In skinned myocardium, cyclic AMP–dependent protein kinase A (PKA)-catalyzed phosphorylation of cardiac myosin–binding protein C (cMyBP-C) and cardiac troponin I (cTnI) is associated with a reduction in the Ca(2+) responsiveness of myofilaments and an acceleration in the kinetics of cross-bridge cycling, although the respective contribution of these two proteins remains controversial. To further examine the relative roles that cTnI and cMyBP-C phosphorylation play in altering myocardial function, we determined the Ca(2+) sensitivity of force (pCa(50)) and the activation dependence of the rate of force redevelopment (k(tr)) in control and PKA-treated mouse myocardium (isolated in the presence of 2,3-butanedione monoxime) expressing: (a) phosphorylatable cTnI and cMyBP-C (wild type [WT]), (b) phosphorylatable cTnI on a cMyBP-C–null background (cMyBP-C(−/−)), (c) nonphosphorylatable cTnI with serines(23/24/43/45) and threonine(144) mutated to alanines (cTnI(Ala5)), and (d) nonphosphorylatable cTnI on a cMyBP-C–null background (cTnI(Ala5)/cMyBP-C(−/−)).
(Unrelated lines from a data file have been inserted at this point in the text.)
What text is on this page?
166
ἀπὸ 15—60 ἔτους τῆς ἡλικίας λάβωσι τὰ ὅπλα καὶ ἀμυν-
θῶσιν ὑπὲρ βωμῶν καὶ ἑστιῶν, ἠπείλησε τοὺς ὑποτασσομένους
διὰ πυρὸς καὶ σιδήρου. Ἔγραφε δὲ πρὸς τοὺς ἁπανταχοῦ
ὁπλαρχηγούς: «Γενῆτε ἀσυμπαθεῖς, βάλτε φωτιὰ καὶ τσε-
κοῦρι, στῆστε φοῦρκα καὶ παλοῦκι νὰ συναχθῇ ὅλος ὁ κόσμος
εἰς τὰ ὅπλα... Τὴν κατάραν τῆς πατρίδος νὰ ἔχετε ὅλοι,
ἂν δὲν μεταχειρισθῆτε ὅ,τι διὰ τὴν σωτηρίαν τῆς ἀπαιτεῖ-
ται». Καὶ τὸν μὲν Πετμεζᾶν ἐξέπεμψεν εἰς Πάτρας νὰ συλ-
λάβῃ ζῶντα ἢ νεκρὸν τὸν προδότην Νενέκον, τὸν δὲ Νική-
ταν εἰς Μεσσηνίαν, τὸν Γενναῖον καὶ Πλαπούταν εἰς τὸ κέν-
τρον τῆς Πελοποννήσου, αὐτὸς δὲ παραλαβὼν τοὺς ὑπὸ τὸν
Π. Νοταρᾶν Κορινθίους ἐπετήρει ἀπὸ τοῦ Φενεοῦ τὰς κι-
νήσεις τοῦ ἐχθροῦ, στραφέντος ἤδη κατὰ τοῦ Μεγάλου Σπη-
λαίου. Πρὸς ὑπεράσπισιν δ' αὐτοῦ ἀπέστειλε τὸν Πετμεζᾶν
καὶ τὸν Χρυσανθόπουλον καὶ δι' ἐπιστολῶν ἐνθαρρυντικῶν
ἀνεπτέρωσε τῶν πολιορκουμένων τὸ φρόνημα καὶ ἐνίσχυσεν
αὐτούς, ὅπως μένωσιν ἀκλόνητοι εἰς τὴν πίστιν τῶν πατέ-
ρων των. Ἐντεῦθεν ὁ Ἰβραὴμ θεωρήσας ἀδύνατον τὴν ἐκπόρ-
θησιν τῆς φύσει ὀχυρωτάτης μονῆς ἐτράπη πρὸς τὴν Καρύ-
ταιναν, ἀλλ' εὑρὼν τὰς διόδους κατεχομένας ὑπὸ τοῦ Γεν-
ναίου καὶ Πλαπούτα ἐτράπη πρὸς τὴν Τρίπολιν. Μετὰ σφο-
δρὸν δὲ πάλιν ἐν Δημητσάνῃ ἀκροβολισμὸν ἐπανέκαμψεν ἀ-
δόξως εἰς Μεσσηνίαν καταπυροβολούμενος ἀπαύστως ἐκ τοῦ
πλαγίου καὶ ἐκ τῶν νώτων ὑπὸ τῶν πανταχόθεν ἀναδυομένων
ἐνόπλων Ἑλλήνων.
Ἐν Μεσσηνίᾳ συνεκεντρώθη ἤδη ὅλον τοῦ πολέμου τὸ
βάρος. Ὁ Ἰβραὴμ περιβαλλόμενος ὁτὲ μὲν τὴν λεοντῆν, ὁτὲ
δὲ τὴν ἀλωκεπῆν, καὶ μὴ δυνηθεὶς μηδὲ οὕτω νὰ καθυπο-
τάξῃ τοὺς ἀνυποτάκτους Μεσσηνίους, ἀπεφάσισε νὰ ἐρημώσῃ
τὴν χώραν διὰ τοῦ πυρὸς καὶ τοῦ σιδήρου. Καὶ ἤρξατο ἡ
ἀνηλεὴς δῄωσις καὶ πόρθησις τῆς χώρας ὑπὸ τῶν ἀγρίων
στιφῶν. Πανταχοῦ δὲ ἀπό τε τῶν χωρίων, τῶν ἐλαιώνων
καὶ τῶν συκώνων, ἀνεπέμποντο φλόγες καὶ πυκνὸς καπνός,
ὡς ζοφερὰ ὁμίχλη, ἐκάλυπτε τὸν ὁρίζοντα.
Here, PKA treatment decreased pCa(50) in WT, cTnI(Ala5), and cMyBP-C(−/−) myocardium by 0.13, 0.08, and 0.09 pCa units, respectively, but had no effect in cTnI(Ala5)/cMyBP-C(−/−) myocardium. In WT and cTnI(Ala5) myocardium, PKA treatment also increased k(tr) at submaximal levels of activation; however, PKA treatment did not have an effect on k(tr) in cMyBP-C(−/−) or cTnI(Ala5)/cMyBP-C(−/−) myocardium. In addition, reconstitution of cTnI(Ala5)/cMyBP-C(−/−) myocardium with recombinant cMyBP-C restored the effects of PKA treatment on pCa(50) and k(tr) reported in cTnI(Ala5) myocardium. Collectively, these results indicate that the attenuation in myofilament force response to PKA occurs as a result of both cTnI and cMyBP-C phosphorylation, and that the reduction in pCa(50) mediated by cMyBP-C phosphorylation most likely arises from an accelerated cross-bridge cycling kinetics partly as a result of an increased rate constant of cross-bridge detachment.